I spend a lot of time in fields and I've had a few moments with cows that have been fairly uncomfortable and occasionally downright dangerous but today was the first time when I've been caught with no exit route at all.


I was having a fine run and feeling (literally) on top of the world. This is one of the highest points for miles around.

(Check out the perspective of the fly in this picture, it's either huge and a long way away or really close and it's not clear which.)

It's lovely up here with a warm wind and nobody else around.
There's rarely any traffic meaning even the single track lanes are no hassle to be running down.












This isn't one of my pictures but it does give an indication of how seriously cars are taken here!  The road goes through the centre of the cricket pitch (the only flat bit of land anywhere near here) and any cars have to wait for the cricket not the other way around.

Any-hoo, I pick up the canal not too far from here and start the run homeward bound.




About 8k from home I see this lovely lady:

And she was as unhappy to see me as I was to see her.



After an unpleasant stand off I managed to encourage them to start moving in the other direction. I think that large lump on her side is a calf!

I was in a no win situation, you should never approach a cow from behind, it's their blind spot and it makes them jumpy and these types of cow have a 2 metre flight area which means once you are closer than that they will run.  They are also really skittish if they are separated from the herd, which was in the other direction behind me, on the other side of the hedge.

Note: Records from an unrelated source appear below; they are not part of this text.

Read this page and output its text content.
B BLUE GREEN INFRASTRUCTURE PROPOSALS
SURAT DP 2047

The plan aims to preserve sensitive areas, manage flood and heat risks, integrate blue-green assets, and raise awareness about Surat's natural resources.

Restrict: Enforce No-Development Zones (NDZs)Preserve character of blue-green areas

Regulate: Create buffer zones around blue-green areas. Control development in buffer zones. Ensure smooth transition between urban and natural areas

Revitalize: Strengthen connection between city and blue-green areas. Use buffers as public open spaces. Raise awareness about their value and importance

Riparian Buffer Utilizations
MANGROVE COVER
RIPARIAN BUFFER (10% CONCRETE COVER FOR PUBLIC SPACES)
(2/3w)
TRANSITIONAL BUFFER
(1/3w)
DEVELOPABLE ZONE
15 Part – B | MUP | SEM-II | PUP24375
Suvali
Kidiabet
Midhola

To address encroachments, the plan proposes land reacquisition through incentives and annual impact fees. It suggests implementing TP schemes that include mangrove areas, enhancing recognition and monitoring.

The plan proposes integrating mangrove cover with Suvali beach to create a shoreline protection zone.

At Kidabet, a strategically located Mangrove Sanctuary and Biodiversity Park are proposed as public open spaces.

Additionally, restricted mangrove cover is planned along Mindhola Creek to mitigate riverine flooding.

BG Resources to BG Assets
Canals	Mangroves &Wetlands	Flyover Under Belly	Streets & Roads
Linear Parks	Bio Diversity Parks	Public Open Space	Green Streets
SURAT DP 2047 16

As I followed, I realised I could have ended up 'herding' them all the way home.


But she put an end to it.  She suddenly turned, put her head down and gave me 'that look'.

It was a bit hard to know what to do then, canal water one side, hawthorn the other and I can't run as fast as a cow for the distance back to the last bridge.

I opted for hawthorn, I backed off to a semi gap in it, pushed through, went over a barbed wire fence and into the field.

From nowhere 2 dogs appeared!  Seriously, I wondered if it could get any worse.  2 dogs and no owner, I waited a bit thinking a walker might be around and give me a clue how to get out of this area but no one came. The dogs charged off to the end of the field with the rest of the cows in, presumably to stir them up a bit, ready for my departure *sigh*

It's ok I can think on my trail runners!  I got a stick and poked it through the hedge towards the backside of the cows, I rattled it around a bit and asked them nicely to go back down the other way.  And slowly they did.  Each time they moved I pushed the stick through further down the hedge and did the same again until they were past the point I had climbed over.

So back over the barbed wire fence I went.  It was higher from the field side, so I had to partially try to get a foot up a tree to give me enough lift *sigh*  Push back through the hawthorn, peel myself off the thorns and then I simply had to run another 8k home *sigh*

Did I mention how lovely it is around here?!!!!!